Dave and Phil Alvin and the Guilty Ones

Musikfest Café at SteelStacks / Bethlehem, PA

Dave and Phil Alvin by Beth Herzhaft
Dave and Phil Alvin by Beth Herzhaft

From the strains of “My Favorite Things” to “When the Saints Going Marching In” to “Fly Me to the Moon to “Turn on Your Love Light,” we heard plenty of American music from Dave and Phil Alvin and the Guilty Ones, as improvisation and extended jamming in the latter half of their two hour set continually brought the crowd to their feet. My friend remarked, “just look at how much fun Dave Alvin is having up there.”

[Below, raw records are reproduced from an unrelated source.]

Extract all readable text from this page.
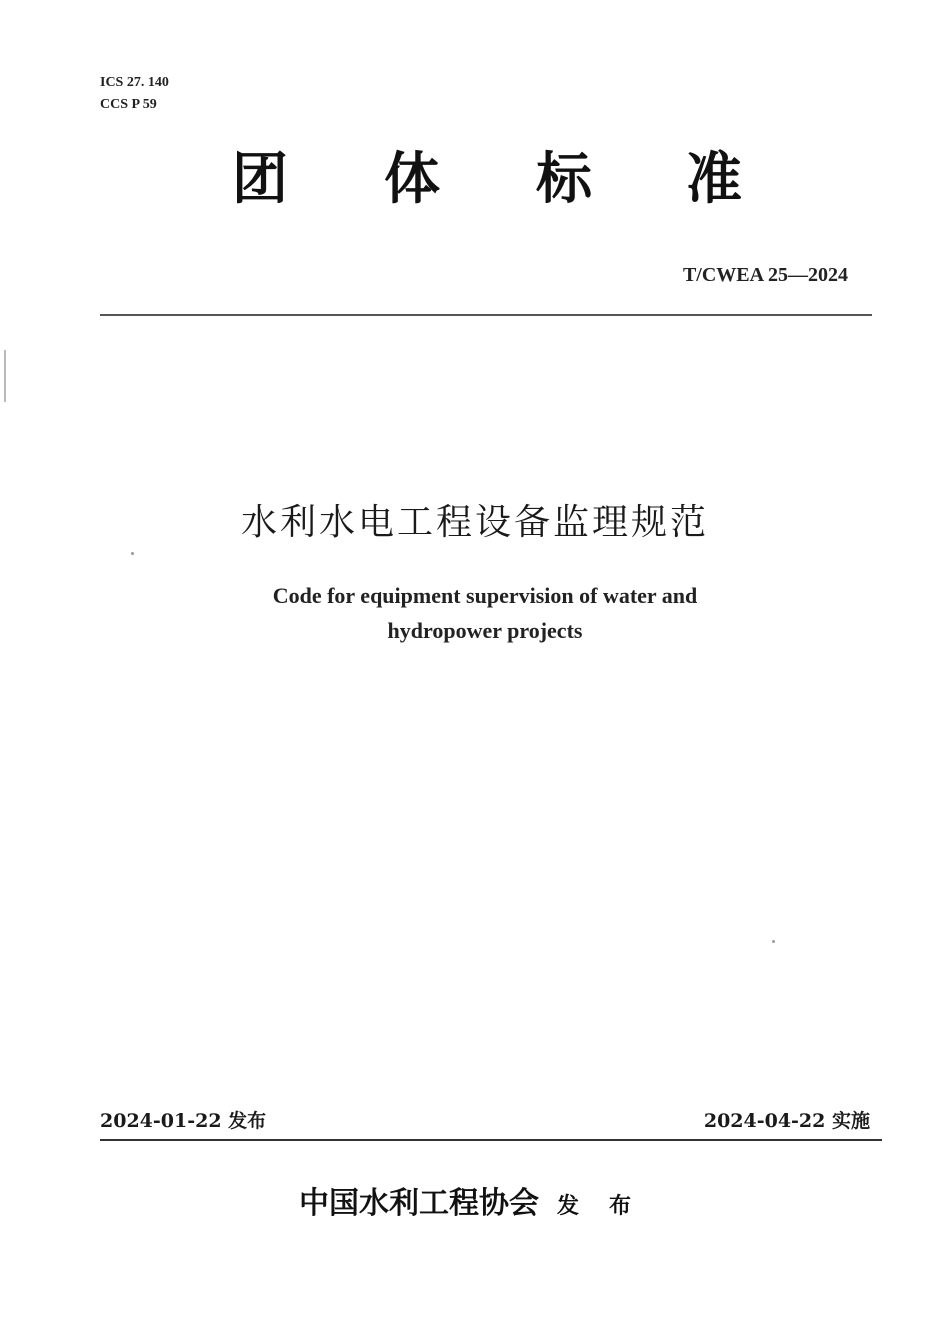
ICS 27. 140
CCS P 59
团 体 标 准
T/CWEA 25—2024
水利水电工程设备监理规范
Code for equipment supervision of water and
hydropower projects
2024-01-22 发布	2024-04-22 实施
中国水利工程协会 发布
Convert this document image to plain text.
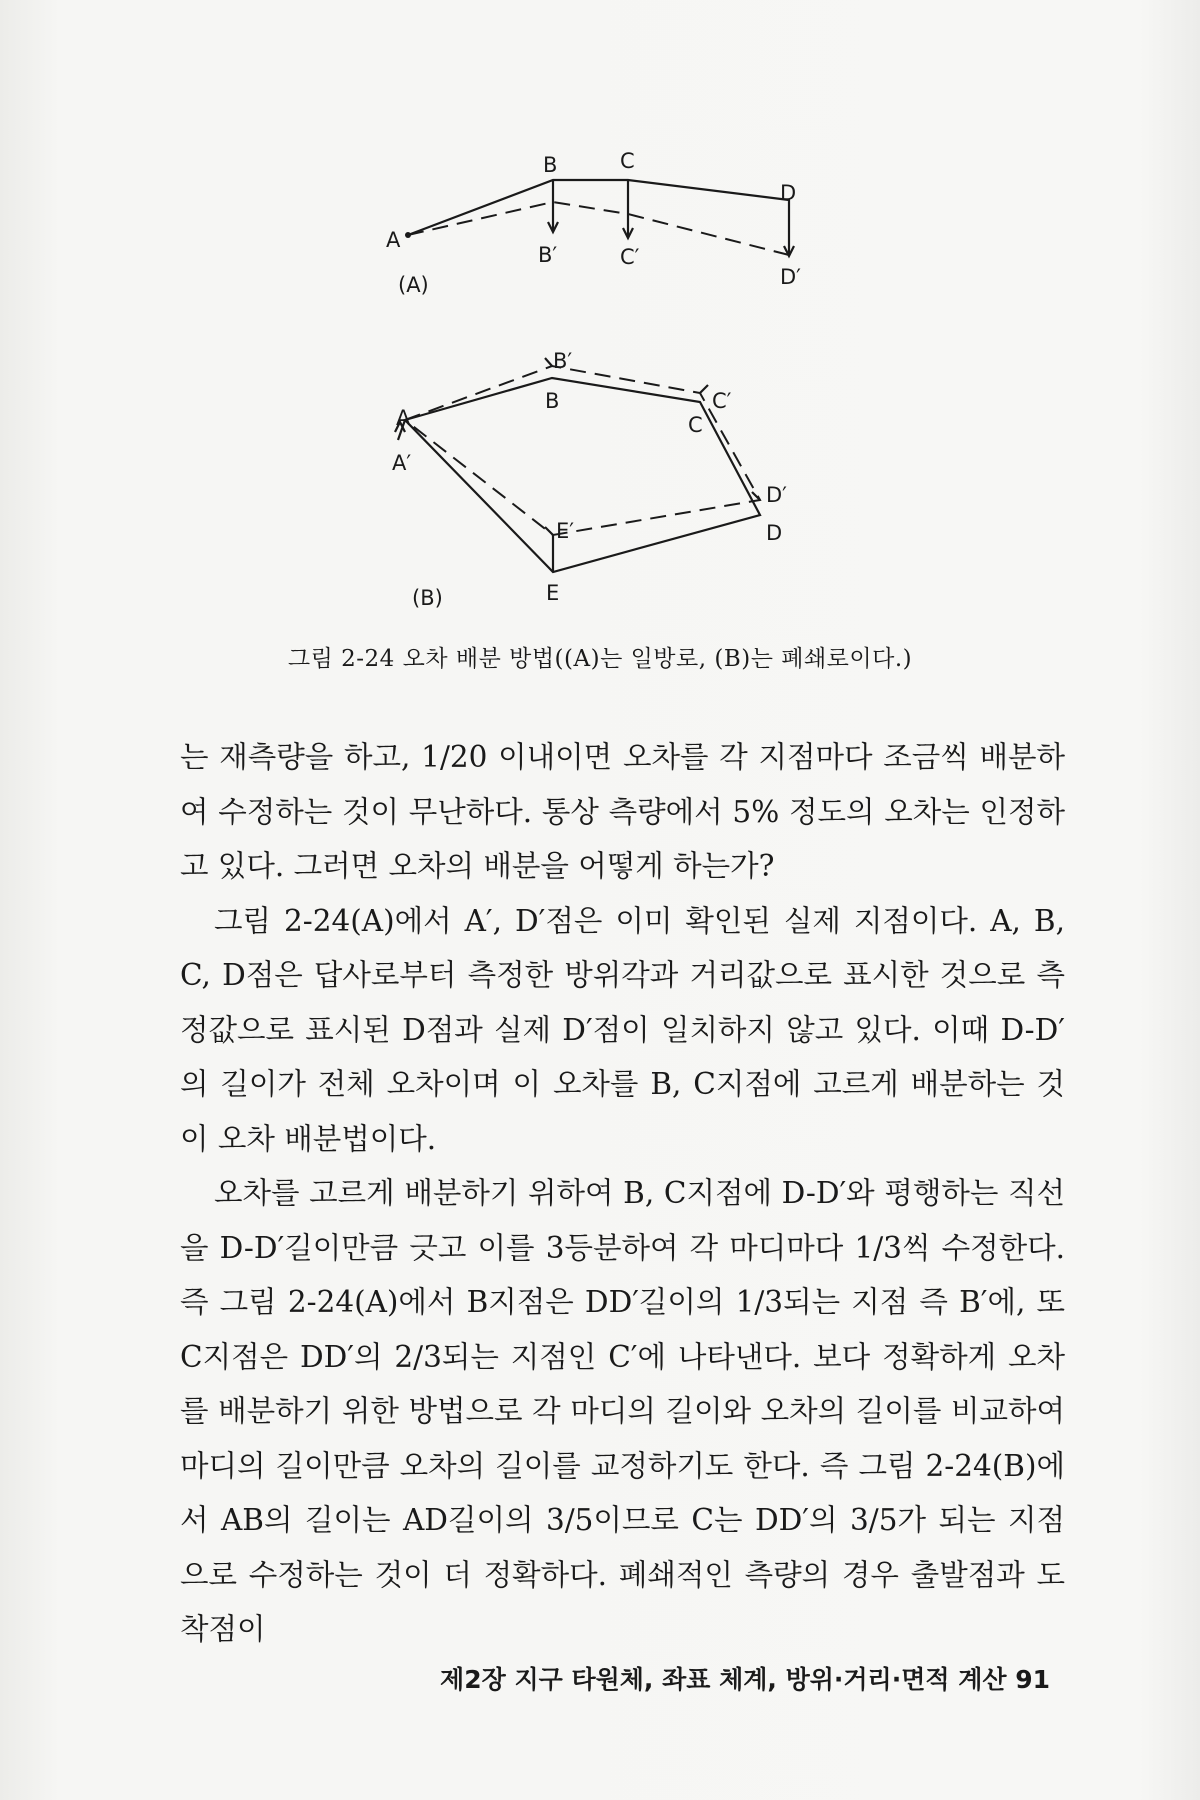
A
B	C
D
B′	C′
D′
(A)
A
A′
B′
B	C′
C
D′
D
E′
E
(B)
그림 2-24 오차 배분 방법((A)는 일방로, (B)는 폐쇄로이다.)

는 재측량을 하고, 1/20 이내이면 오차를 각 지점마다 조금씩 배분하여 수정하는 것이 무난하다. 통상 측량에서 5% 정도의 오차는 인정하고 있다. 그러면 오차의 배분을 어떻게 하는가?

그림 2-24(A)에서 A′, D′점은 이미 확인된 실제 지점이다. A, B, C, D점은 답사로부터 측정한 방위각과 거리값으로 표시한 것으로 측정값으로 표시된 D점과 실제 D′점이 일치하지 않고 있다. 이때 D-D′의 길이가 전체 오차이며 이 오차를 B, C지점에 고르게 배분하는 것이 오차 배분법이다.

오차를 고르게 배분하기 위하여 B, C지점에 D-D′와 평행하는 직선을 D-D′길이만큼 긋고 이를 3등분하여 각 마디마다 1/3씩 수정한다. 즉 그림 2-24(A)에서 B지점은 DD′길이의 1/3되는 지점 즉 B′에, 또 C지점은 DD′의 2/3되는 지점인 C′에 나타낸다. 보다 정확하게 오차를 배분하기 위한 방법으로 각 마디의 길이와 오차의 길이를 비교하여 마디의 길이만큼 오차의 길이를 교정하기도 한다. 즉 그림 2-24(B)에서 AB의 길이는 AD길이의 3/5이므로 C는 DD′의 3/5가 되는 지점으로 수정하는 것이 더 정확하다. 폐쇄적인 측량의 경우 출발점과 도착점이

제2장 지구 타원체, 좌표 체계, 방위·거리·면적 계산 91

When Dave and Phil Alvin reunited for the 2014 Grammy and BMA nominated Common Ground,  it seemed to galvanize fans of the Blasters and blues fans alike. This group has been touring now for two years, buoyed by the success of that record and its 2015 follow-up Lost Time. They drew material from both of those albums along with a couple from Dave Alvin’s Eleven Eleven and Blasters staples. After an uninterrupted three song sequence, “All By Myself,” “World’s in a Bad Condition” and “I Feel So Good,” Dave, who has assumed the role of emcee and storyteller, said, “My big brother Phil and I started a band in 1982 called the Blasters. He still has that band, and more on that later, but then we were apart for thirty years. He had some health issues and decided to start playing together again, going back to our roots with all those early blues and R&B records we loved as teenagers.” As an aside, the sibling rivalry that kept them apart for so long was probably a bit over-hyped anyway, because it was clear through facial expressions, body language and outright statements how much the two admire and appreciate each other. Case in point, Dave explained that one of their biggest mentors was the Blues Shouter Big Joe Turner, who actually taught Phil a lot about singing. “We included four of Big Joe’s tunes on Lost Time because you don’t hear many people doing them anymore, and there are not many who can sing them– but my big brother can. When we do these, we feel Big Joe’s presence with us here on the stage.” They launched into a slow burning, sensual “Cherry Red” followed by the up tempo shuffle “Hide ‘n Seek.” Between the grandeur of Phil’s full-bodied voice and the clear, ringing tone of Dave’s guitar, these are two powerful instruments.

The Guilty Ones are tight, always on tempo and in command of shifting dynamics. Chris Miller is a great complement to Dave’s rocking guitar as he delivered rhythm, as well as killer slide and picking leads throughout the set. Bassist Brad Fordham and dress-bedecked drummer Lisa Pankratz were rock solid and helped provide stirring four part harmonies on many choruses. When they rendered Broonzy’s “Southern Flood Blues” we heard Dave take the vocal lead for the first time as Phil played some cool one-handed blues harp. Dave also did a scintillating version of “Johnny Ace” (from Eleven Eleven) that followed a poignant and humorous story intro. “Truckin’ Little Woman” was accompanied by stories of their youth and early influences.

The crowd was particularly fascinated by the Blasters tunes as the group did “Border Radio” and two elongated improvisational versions of “American Music” and “Marie, Marie” in the encores. Those tunes followed a lengthy “What’s Up With Your Brother” that featured guitar solos from Dave, Chris Miller and even a finger-picking acoustic one from Phil. “Dry River” featured a drum solo and Dave’s classic stinging lead as the band interspersed the aforementioned tunes in my opening paragraph. “American Music” was done in tribute to the many fine musicians we’ve lost this year, with Dave calling Merle Haggard California’s greatest songwriter. The band weaved in the melody from “Big  City” in the midst of the tune.

These guys have never forgotten where their inspiration came from. As their song says, they epitomize the best of American Music. Let’s hope they keep touring. It is one dynamic show!